Despite some reports that News Corp pulled the plug just as the UK version was to launch, one of our sources said that was not the case. The project, more than a year in the making, had not reached critical mass, hampered by rivals’ concerns but also by new opportunities that have arisen since work began. Originally envisioned as a way to give publishers a platform that could compete with Amazon (NSDQ: AMZN) Kindle chiefly and be at the forefront on tablets, Project Alesia instead wound up in the shadow of Apple (NSDQ: AAPL) iPad, among other developments.
The project retains more signs of life in the U.S., where News Corp is also developing a new nationwide mass-market digital news title code-named Daily Planet, than in the UK, where news proprietors are fierce rivals who find it hard to get along.
What is/was News Corp.’s thinking with Alesia?
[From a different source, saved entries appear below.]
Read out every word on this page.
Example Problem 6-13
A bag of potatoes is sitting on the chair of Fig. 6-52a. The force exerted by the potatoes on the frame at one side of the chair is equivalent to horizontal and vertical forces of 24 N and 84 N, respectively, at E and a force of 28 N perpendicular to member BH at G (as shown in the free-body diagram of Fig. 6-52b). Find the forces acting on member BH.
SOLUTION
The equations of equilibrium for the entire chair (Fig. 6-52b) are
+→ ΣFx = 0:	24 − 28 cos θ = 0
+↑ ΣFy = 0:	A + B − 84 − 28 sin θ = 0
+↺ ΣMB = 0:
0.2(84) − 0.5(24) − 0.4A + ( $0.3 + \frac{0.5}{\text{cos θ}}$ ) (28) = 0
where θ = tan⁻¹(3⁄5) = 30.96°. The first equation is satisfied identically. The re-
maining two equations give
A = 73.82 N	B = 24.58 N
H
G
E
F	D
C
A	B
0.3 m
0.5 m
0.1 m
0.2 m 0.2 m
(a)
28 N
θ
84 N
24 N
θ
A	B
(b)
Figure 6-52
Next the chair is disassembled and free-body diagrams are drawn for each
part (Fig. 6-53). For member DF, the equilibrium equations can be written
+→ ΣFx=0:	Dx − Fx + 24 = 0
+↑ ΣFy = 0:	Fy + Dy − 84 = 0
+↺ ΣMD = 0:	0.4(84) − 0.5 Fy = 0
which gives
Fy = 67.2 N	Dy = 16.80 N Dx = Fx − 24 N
Any eventual product launch would have drawn learnings from some of News Corp.’s success in TV to create a single customer entry point to multiple providers’ content. That industry had been surprised by the turn-out of Hulu, the VOD platform co-owned by News Corp.’s Fox with ABC (NYSE: DIS) and NBC Universal (NYSE: GE), which might have been a dud but which emerged as a supremely usable TV aggregator that is revolutionizing U.S. viewing. (One source who saw the potential product from Alesia told us it would have been as surprising as Hulu, in a positive way).
And News Corp already has experience running a paid platform for multiple operators’ content through a a single gateway of it’s own – successful pay-TV platform Sky has 9.56 million subscribers to its bouquets of own-brand and third-party satellite channels.
But, though Rupert Murdoch and News Corp.’s UK news titles remain firm in their strategy that news must be charged for, since Alesia was conceived about a year ago, some other publishers have held back from pushing the “paywall” switch and are remaining free while confidently going after mass audience scale in an advertising upturn on the web. Mail Online and Guardian.co.uk claim their half-year ad sales are up by 50 percent and more.
New channels like tablets also continue to give them commercial opportunities under their own steam without joining a consortium. Alesia would have posed such participants a big question – if they had put their content in to a News Corp-owned aggregator, what on earth would that have meant for the own-brand businesses they have been building for the last 15 years?
Putting the brakes on Alesia, however, won’t affect the Daily Planet project, nor will it dent News Corp.’s (NSDQ: NWS) excitement about that same tablet opportunity.
News Corp. still owns a stake in Steve Brill and Gordon Crovitz’s Journalism Online, which has been slowly rolling out tests its consumer-facing Press+ products for publishers. At the same time as that investment, News Corp also acquired the e-reading platform and IP of Hearst-incubated Skiff.